Face a esta falta de médicos, a partir de 1833 e até 1857, foram enviados para estudar Medicina em Portugal, treze rapazes, entre os quais o jovem Francisco. Os bolseiros que saíam para tirar o curso de cirurgia em Portugal, tinham depois a “obrigação” de regressar a Cabo Verde, para exercer a sua profissão. Porém, os resultados foram desanimadores.

Dos treze rapazes, seis terão feito a instrução primária, mas desconhece-se o que aconteceu depois; três fizeram a instrução primária e voltaram para Cabo Verde; três fizeram o seminário em Santarém, mas também se desconhece qual o destino deles; finalmente, um fez a instrução primária e o curso médico-cirúrgico e regressou a Cabo Verde: Dr. Francisco Frederico Hopffer.

Além de estudar as cadeiras do Curso de Medicina, foi sempre dedicado às letras e o seu espírito rebelde levou-o a aderir à Revolução de Maria da Fonte, na Primavera de 1846. Foi nesta fase que conheceu e se tornou amigo de Bulhão Pato.

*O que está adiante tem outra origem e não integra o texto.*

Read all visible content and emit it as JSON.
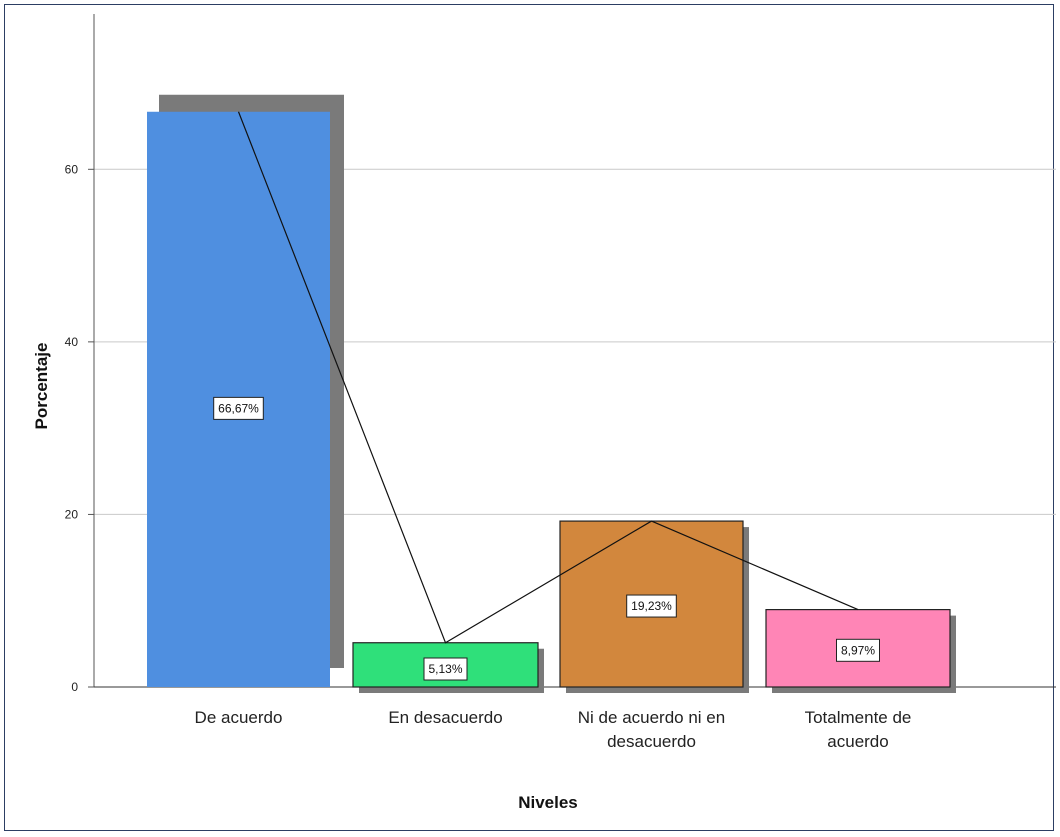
{
  "chart_data": {
    "type": "bar",
    "categories": [
      [
        "De acuerdo"
      ],
      [
        "En desacuerdo"
      ],
      [
        "Ni de acuerdo ni en",
        "desacuerdo"
      ],
      [
        "Totalmente de",
        "acuerdo"
      ]
    ],
    "values": [
      66.67,
      5.13,
      19.23,
      8.97
    ],
    "data_labels": [
      "66,67%",
      "5,13%",
      "19,23%",
      "8,97%"
    ],
    "colors": [
      "#4f8fe0",
      "#2fe07a",
      "#d2873d",
      "#ff85b6"
    ],
    "shadow_color": "#7a7a7a",
    "xlabel": "Niveles",
    "ylabel": "Porcentaje",
    "ylim": [
      0,
      78
    ],
    "yticks": [
      0,
      20,
      40,
      60
    ],
    "ytick_labels": [
      "0",
      "20",
      "40",
      "60"
    ],
    "grid": true,
    "connecting_line": true
  }
}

Obteve o diploma do Curso Médico-Cirúrgico, onde consta que no acto grande foi aprovado com louvor, a 7 de Junho de 1852, e doutorou-se na Académie royal de Medicine de Belgique, em Bruxelas “avec distinction”. Foi contemporâneo do médico brasileiro, licenciado em Coimbra, Pedro Francisco da Costa Alvarenga que viria, mais tarde, a escrever a biografia do Dr. Hopffer e a notabilizar-se no estudo da insuficiência aórtica. Está representado num mural na Faculdade de Ciências Médicas, da Universidade Nova de Lisboa.


Actividade Profissional

A chegada de Francisco Hopffer a Cabo Verde, foi uma lufada de ar fresco e o seu desempenho pagou, folgadamente, os 705$140 reis que custou ao erário público a sua formação durante 11 anos em Lisboa.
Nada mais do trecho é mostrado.